Though there was a guard, a boy succeeded to steal a bag, including a passport, from one of our fellow-travellers. He just climbed over the wall at the backside of the tent. Hopefully this part of the wall will be restored. Anyway Ali phoned and accompanied the people involved to the officials.
Travelling from Atar to the west to the coast we took a track along the railway from Choum to Nouadhibou.
To spend the night we found a nice place in the small sanddunes just south of the railway. The sunset was fabulous and at the same time we heard the train coming. It is one of the longest trains on earth. We had all the time to climb to the top of the sanddune and have a look at the train passing by at a few 100 metres.
To be in the absolute silence of the desert. Only the three trains, which passed, made an enormous noise, you can hardly imagine.
After I heard from a campsite in Atar as living place of Just from the Netherlands and Cora from Germany, I know once I will go there.
By VT I found its name Bab Sahara and by google a travel report of the organisation Transsahara, visiting this campsite.
And now I visited Bab Sahara with Transsahara myself.

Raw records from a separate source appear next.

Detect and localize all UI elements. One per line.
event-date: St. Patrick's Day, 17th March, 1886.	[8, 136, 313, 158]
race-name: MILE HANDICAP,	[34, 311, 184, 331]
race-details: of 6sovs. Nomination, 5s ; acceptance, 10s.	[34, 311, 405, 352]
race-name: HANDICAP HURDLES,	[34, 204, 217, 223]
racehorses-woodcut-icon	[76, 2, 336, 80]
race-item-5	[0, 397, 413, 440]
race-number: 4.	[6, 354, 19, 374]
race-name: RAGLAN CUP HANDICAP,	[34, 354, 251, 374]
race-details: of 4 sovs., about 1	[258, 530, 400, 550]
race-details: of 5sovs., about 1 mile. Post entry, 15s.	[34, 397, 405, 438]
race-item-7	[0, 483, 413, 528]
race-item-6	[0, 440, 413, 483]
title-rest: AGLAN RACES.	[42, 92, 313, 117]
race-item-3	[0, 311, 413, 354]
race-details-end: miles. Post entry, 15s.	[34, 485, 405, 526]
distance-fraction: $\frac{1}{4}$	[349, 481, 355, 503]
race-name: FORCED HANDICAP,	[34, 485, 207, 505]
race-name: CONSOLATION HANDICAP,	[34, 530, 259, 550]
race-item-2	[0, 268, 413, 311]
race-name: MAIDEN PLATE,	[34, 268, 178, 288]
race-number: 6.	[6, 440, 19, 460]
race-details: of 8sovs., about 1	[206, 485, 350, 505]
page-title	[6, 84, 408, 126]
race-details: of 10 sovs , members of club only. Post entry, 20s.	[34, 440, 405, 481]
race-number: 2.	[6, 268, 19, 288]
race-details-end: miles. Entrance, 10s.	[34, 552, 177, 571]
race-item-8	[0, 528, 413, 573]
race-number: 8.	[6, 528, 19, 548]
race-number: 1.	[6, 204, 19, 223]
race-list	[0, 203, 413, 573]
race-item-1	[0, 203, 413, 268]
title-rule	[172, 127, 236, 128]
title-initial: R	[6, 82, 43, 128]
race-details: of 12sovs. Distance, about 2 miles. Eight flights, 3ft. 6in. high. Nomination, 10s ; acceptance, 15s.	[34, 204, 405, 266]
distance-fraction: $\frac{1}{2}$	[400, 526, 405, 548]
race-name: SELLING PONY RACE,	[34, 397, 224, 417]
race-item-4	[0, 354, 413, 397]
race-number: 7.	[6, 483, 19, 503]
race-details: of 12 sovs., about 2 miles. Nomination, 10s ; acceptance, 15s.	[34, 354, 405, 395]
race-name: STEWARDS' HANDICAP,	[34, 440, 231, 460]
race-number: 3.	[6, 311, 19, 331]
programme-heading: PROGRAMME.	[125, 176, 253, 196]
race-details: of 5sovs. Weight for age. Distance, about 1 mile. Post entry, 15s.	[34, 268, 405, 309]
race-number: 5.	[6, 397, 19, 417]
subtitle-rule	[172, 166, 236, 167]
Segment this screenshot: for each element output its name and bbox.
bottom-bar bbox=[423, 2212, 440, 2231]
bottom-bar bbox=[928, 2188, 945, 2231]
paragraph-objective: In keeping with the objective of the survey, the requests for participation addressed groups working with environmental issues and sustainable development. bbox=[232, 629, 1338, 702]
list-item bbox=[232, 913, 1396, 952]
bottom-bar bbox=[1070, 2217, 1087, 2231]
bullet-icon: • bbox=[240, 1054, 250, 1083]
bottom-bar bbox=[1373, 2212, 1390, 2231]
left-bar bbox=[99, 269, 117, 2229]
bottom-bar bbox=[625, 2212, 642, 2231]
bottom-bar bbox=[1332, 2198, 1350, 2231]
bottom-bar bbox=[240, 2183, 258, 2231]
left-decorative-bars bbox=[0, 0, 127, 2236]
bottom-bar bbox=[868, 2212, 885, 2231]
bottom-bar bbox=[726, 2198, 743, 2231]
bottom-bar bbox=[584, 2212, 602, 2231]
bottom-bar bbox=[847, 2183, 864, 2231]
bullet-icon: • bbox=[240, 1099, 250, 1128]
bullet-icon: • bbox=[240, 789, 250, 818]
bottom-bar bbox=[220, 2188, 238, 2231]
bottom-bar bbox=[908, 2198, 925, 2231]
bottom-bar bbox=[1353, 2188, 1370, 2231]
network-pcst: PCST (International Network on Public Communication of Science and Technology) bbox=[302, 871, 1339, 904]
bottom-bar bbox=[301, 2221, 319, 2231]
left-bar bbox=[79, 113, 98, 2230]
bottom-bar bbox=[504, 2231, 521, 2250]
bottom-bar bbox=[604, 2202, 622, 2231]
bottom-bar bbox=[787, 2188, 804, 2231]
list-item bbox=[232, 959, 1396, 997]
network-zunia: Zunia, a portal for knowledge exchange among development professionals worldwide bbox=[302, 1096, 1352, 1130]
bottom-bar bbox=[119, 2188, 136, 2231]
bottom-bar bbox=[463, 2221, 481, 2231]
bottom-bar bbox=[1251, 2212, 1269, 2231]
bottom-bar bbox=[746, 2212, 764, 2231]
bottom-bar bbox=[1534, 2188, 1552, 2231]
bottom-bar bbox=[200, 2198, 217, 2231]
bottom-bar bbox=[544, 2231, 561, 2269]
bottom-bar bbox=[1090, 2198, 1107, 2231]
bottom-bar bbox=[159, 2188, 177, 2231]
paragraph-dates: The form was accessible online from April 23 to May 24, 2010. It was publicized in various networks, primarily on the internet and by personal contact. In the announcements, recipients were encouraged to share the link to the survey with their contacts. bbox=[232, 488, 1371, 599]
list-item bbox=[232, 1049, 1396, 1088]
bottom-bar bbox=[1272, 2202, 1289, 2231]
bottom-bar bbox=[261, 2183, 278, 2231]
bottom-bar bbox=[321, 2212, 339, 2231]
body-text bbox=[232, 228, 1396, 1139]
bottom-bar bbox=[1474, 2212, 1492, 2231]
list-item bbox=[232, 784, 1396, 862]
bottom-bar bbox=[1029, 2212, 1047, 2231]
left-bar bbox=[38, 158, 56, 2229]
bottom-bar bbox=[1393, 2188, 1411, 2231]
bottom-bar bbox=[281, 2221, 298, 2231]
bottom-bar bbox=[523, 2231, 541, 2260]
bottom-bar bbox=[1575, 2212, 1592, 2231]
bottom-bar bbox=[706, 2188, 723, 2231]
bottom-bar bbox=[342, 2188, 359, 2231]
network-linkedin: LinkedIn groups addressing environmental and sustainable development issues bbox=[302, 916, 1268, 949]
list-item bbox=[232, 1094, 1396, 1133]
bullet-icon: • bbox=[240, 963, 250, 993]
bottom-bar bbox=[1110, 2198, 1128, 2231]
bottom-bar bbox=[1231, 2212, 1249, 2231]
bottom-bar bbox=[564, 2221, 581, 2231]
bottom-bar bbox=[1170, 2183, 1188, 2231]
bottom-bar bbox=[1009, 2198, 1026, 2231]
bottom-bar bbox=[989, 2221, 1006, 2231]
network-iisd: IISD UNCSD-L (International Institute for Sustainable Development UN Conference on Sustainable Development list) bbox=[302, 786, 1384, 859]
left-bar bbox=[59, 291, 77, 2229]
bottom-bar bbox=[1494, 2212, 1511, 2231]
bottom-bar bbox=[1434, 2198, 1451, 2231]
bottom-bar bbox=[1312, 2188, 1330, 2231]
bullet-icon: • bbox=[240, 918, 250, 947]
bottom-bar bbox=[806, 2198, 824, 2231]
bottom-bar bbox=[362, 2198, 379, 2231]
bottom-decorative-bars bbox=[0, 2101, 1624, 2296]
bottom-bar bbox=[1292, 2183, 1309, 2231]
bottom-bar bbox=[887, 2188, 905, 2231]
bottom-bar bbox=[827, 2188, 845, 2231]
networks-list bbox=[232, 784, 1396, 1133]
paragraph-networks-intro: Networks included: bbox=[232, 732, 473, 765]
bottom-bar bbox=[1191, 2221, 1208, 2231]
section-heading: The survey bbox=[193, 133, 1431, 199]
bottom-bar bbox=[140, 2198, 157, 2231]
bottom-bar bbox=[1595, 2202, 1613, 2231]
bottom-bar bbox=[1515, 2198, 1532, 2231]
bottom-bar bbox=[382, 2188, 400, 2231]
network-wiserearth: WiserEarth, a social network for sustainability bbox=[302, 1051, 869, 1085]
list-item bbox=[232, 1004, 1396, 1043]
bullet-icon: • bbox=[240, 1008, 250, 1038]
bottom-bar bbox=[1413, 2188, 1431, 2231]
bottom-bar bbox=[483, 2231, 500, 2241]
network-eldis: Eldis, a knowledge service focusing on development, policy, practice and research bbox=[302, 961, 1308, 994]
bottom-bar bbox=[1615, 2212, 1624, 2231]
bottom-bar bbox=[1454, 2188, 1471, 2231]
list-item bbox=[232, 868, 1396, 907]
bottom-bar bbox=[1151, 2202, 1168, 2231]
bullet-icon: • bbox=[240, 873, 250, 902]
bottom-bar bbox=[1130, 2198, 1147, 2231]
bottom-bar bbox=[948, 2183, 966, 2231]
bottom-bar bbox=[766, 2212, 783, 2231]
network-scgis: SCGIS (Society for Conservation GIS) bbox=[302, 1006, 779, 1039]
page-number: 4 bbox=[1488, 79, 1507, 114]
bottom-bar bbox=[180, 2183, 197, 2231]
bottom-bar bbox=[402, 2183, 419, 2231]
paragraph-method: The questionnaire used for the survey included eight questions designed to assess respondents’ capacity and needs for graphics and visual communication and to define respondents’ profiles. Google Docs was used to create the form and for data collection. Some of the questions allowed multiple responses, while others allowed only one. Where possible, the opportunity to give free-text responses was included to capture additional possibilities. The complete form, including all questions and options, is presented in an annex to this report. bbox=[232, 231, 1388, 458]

And it was a lovely place, where you can choose to spend the night in a cabin, a nomad tent or on the rooftop.
The best place is the roofed area, where you can have a drink or delicious meal, can chat with fellow-travellers or Just or Cora and get all kind of tips and advice.
In the compound there is a lot to see like a collection of old doors, saddles and other stuff. The showers and toilets with running water are ok and very clean.
On our way through the desert between Tidjikja and Chinquetti Baba our guide preferred to spend the night in a tent with a local nomad family. We used our own tents.
And after we heard that for the promised mezroui the goat was not slaughtered yet, we decided to prepare our own food.
Normally the silence of the desert is a very unique experience during the night, but not here. The whole night we heard the bleating goats, because the nomad family has divided the babies from their mums.
The auberge has rooms and cabins looking like iglos from the outside.
There is also a restaurant where you can order dinner and breakfast.
The buildings look very nice. You can climb to the rooftop, from where you have good views at the surrounding desert and the town.
There are showers and toilets, but during our stay hardly any water.
After we had a bushcamp between the Malinese border and Kiffa during our first night in Mauritania, it was nice to find this auberge in Tidjikja. There are some cabins with matresses on the ground, but you can also sleep in the traditional nomad tent.
There is running water and even hot showers and flush toilets.
You can also order your dinner and breakfast in the open air roofed restaurant.
The staff of the auberge can also find you a guide for the desertcrossing from Tidjikja to Atar or Chinquetti.